Ad oggi le imprese che adottano le IA sono già digitalizzate, di dimensioni medio-grandi, prediligono la crescita al risparmio e utilizzano le IA in attività chiavi del loro business. Per sfruttare al massimo questi nuovi strumenti, sottolinea Casaleggio, “è indispensabile innanzitutto creare una cultura di base sull’intelligenza artificiale. La decisione di investirci deve essere focalizzata su un obiettivo di business, serve un progetto pilota, lo studio di case histories e un team dedicato. Con una strategia precisa, il ritorno economico è assicurato”.
“Non dobbiamo pensare all’intelligenza artificiale come a un robot fantascientifico, ma come a un software dalle straordinarie potenzialità, in grado di semplificarci la vita”, ha spiegato Scagliarini.
“Le IA consentono per esempio lo snellimento e la velocizzazione di alcuni processi molto meccanici, come la raccolta e l’analisi dei dati, che spesso oggi si fa ancora manualmente. La stessa trasformazione avvenuta nel mondo dell’editoria toccherà anche il sistema bancario e assicurativo: per sopravvivere e reggere la competizione, i grandi player dovranno trasformarsi”. Uno degli usi dell’IA, e in particolare dei Cognitive robot, è per esempio lo studio dei dark data, ovvero i dati presenti nelle rete aziendali, non ancora strutturati, ma con un valore potenziale che possono rivelarsi utili al business di un’azienda. “Le macchine sono più veloci ed efficienti di un uomo, per esempio i Cognitive robot, che lavorano senza alcuna supervisione umana, fanno in mezz’ora quello che un uomo farebbe in 4 anni» dice Ettore Murciano di Loop Al Labs. «Affidare i compiti più meccanici e ripetitivi a robot totalmente autonomi renderà gli uomini più liberi di dedicarsi a quello che sanno fare meglio: pensare. Il vero lavoro del futuro è quello del filosofo”.

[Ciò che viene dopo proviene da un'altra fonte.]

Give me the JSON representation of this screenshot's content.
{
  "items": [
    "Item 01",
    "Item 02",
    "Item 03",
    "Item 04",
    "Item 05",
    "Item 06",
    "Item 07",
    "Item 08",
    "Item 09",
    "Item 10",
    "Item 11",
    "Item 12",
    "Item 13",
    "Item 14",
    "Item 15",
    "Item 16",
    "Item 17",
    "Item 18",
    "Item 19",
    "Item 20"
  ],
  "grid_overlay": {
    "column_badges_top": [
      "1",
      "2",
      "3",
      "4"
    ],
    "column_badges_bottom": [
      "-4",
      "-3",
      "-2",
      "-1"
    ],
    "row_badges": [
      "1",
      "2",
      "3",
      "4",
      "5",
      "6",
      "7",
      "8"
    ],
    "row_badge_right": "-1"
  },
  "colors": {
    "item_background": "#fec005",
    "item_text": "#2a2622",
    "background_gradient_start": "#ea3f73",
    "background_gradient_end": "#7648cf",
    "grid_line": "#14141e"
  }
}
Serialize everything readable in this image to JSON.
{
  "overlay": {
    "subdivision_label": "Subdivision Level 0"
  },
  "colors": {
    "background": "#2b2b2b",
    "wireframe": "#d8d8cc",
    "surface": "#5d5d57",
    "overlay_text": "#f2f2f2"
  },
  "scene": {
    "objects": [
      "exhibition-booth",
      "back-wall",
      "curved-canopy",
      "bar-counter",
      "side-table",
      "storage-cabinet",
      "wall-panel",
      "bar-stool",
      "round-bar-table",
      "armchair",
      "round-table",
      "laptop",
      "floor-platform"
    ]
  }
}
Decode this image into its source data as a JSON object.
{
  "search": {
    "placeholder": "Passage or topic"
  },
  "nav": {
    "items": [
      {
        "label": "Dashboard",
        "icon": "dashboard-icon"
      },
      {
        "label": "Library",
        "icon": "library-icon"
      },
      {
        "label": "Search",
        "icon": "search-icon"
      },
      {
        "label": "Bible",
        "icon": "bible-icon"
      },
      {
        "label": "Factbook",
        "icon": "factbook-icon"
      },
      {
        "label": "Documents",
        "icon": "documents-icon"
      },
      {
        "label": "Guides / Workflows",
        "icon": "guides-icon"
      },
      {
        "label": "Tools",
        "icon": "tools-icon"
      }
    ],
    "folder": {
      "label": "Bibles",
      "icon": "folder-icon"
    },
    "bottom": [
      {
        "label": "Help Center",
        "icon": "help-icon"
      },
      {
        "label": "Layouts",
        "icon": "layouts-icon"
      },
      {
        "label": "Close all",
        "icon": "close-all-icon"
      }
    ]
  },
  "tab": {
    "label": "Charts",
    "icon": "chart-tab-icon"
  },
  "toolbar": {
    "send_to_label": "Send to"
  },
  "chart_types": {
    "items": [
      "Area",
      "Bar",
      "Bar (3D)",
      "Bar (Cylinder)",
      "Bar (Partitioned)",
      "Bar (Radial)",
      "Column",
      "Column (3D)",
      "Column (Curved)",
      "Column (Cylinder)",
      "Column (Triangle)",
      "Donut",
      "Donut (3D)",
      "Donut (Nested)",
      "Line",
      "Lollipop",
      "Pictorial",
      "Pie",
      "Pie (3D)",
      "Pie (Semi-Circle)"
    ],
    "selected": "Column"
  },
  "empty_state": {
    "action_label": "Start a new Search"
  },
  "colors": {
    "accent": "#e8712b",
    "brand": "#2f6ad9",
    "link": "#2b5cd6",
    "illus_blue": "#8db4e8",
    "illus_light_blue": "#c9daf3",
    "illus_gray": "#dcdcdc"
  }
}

L’efficienza della tecnologia è stata dimostrata anche dalla loro capacità, per esempio, di trascrivere un discorso umano senza commettere errori o nella difficile identificazione di elementi in una foto. Tuttavia le IA non rimangono relegate ai lavori più meccanici. Mattia De Rosa, di Microsoft Italia, ha dimostrato che avanzate tecnologie basate sugli algoritmi hanno permesso in Olanda di ricreare un quadro di Rembrandt. “Il futuro delle IA è talmente certo che noi di Microsoft non ci chiediamo quando verranno pienamente utilizzate, ma come, in quale settore. Ed è probabile che gli ambiti che più ne trarranno maggior beneficio saranno quello bancario, retail, sanitario e manifatturiero”.
Anche il design gioca un importante ruolo in questo ambito, soprattutto per quanto riguarda il rapporto con il cliente. “L’intelligenza artificiale è una materia prima che si può utilizzare con grandissima efficacia e che presuppone la connessione, ormai una prerogativa darwiniana. Ma lo scopo ultimo, a monte della raccolta dati, è quello di migliorare l’empatia tra la macchina e l’uomo» dice Leandro Agrò di Design Group. «Per quanto una tecnologia sia complessa, deve presentarsi al fruitore ultimo nella maniera e nell’aspetto più semplice possibile. E utilizzare un linguaggio che sia il più possibile comprensibile all’essere umano”.